White House $17 Billion China Purchase Sends Volatile Moves Through U.S. Farm Markets
A White House figure that China will buy at least $17 billion a year raises near-term demand expectations for U.S. farm goods.
Overview
- Markets rallied on Monday when the White House released a fact sheet saying China will buy at least $17 billion per year of U.S. agricultural products for 2026 (prorated), 2027 and 2028, pushing soybeans, corn and cotton sharply higher.
- By midweek those gains partially reversed as crude oil fell and U.S. ethanol output rose, cutting a key energy-linked demand channel for corn and weighing on nearby futures.

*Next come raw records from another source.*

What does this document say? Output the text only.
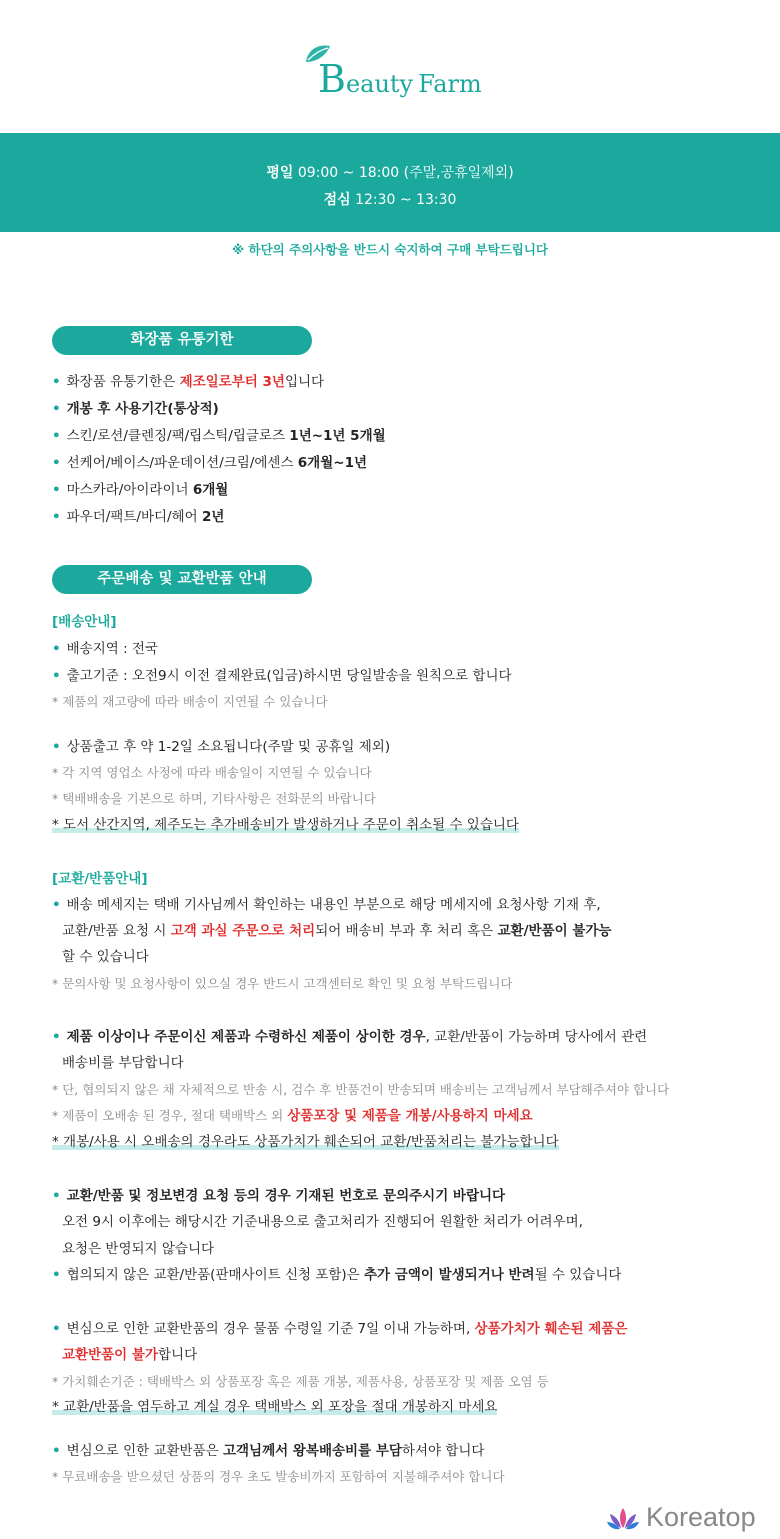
Beauty Farm
평일 09:00 ~ 18:00 (주말,공휴일제외)
점심 12:30 ~ 13:30
※ 하단의 주의사항을 반드시 숙지하여 구매 부탁드립니다
화장품 유통기한
• 화장품 유통기한은 제조일로부터 3년입니다
• 개봉 후 사용기간(통상적)
• 스킨/로션/클렌징/팩/립스틱/립글로즈 1년~1년 5개월
• 선케어/베이스/파운데이션/크림/에센스 6개월~1년
• 마스카라/아이라이너 6개월
• 파우더/팩트/바디/헤어 2년
주문배송 및 교환반품 안내
[배송안내]
• 배송지역 : 전국
• 출고기준 : 오전9시 이전 결제완료(입금)하시면 당일발송을 원칙으로 합니다
* 제품의 재고량에 따라 배송이 지연될 수 있습니다
• 상품출고 후 약 1-2일 소요됩니다(주말 및 공휴일 제외)
* 각 지역 영업소 사정에 따라 배송일이 지연될 수 있습니다
* 택배배송을 기본으로 하며, 기타사항은 전화문의 바랍니다
* 도서 산간지역, 제주도는 추가배송비가 발생하거나 주문이 취소될 수 있습니다
[교환/반품안내]
• 배송 메세지는 택배 기사님께서 확인하는 내용인 부분으로 해당 메세지에 요청사항 기재 후,
교환/반품 요청 시 고객 과실 주문으로 처리되어 배송비 부과 후 처리 혹은 교환/반품이 불가능
할 수 있습니다
* 문의사항 및 요청사항이 있으실 경우 반드시 고객센터로 확인 및 요청 부탁드립니다
• 제품 이상이나 주문이신 제품과 수령하신 제품이 상이한 경우, 교환/반품이 가능하며 당사에서 관련
배송비를 부담합니다
* 단, 협의되지 않은 채 자체적으로 반송 시, 검수 후 반품건이 반송되며 배송비는 고객님께서 부담해주셔야 합니다
* 제품이 오배송 된 경우, 절대 택배박스 외 상품포장 및 제품을 개봉/사용하지 마세요
* 개봉/사용 시 오배송의 경우라도 상품가치가 훼손되어 교환/반품처리는 불가능합니다
• 교환/반품 및 정보변경 요청 등의 경우 기재된 번호로 문의주시기 바랍니다
오전 9시 이후에는 해당시간 기준내용으로 출고처리가 진행되어 원활한 처리가 어려우며,
요청은 반영되지 않습니다
• 협의되지 않은 교환/반품(판매사이트 신청 포함)은 추가 금액이 발생되거나 반려될 수 있습니다
• 변심으로 인한 교환반품의 경우 물품 수령일 기준 7일 이내 가능하며, 상품가치가 훼손된 제품은
교환반품이 불가합니다
* 가치훼손기준 : 택배박스 외 상품포장 혹은 제품 개봉, 제품사용, 상품포장 및 제품 오염 등
* 교환/반품을 염두하고 계실 경우 택배박스 외 포장을 절대 개봉하지 마세요
• 변심으로 인한 교환반품은 고객님께서 왕복배송비를 부담하셔야 합니다
* 무료배송을 받으셨던 상품의 경우 초도 발송비까지 포함하여 지불해주셔야 합니다
Koreatop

- Large speculative funds had already trimmed exposure last week, with managed money cutting corn net longs by about 44,442 contracts and spec funds trimming soybean net longs by about 6,802 contracts, which magnified the swing from rally to pullback.
- USDA reports give mixed support to prices with planting ahead of average (U.S. corn 76% planted; soybeans 67% planted) and FGIS recording 483,881 metric tons of soybean export shipments for the week ending May 14.
- The livestock complex turned vulnerable after Cargill’s Fort Morgan beef plant initiated a lockout and APHIS reported regional screwworm cases, reducing near-term packing capacity and sending live cattle futures lower, which raises costs and uncertainty for ranchers and processors.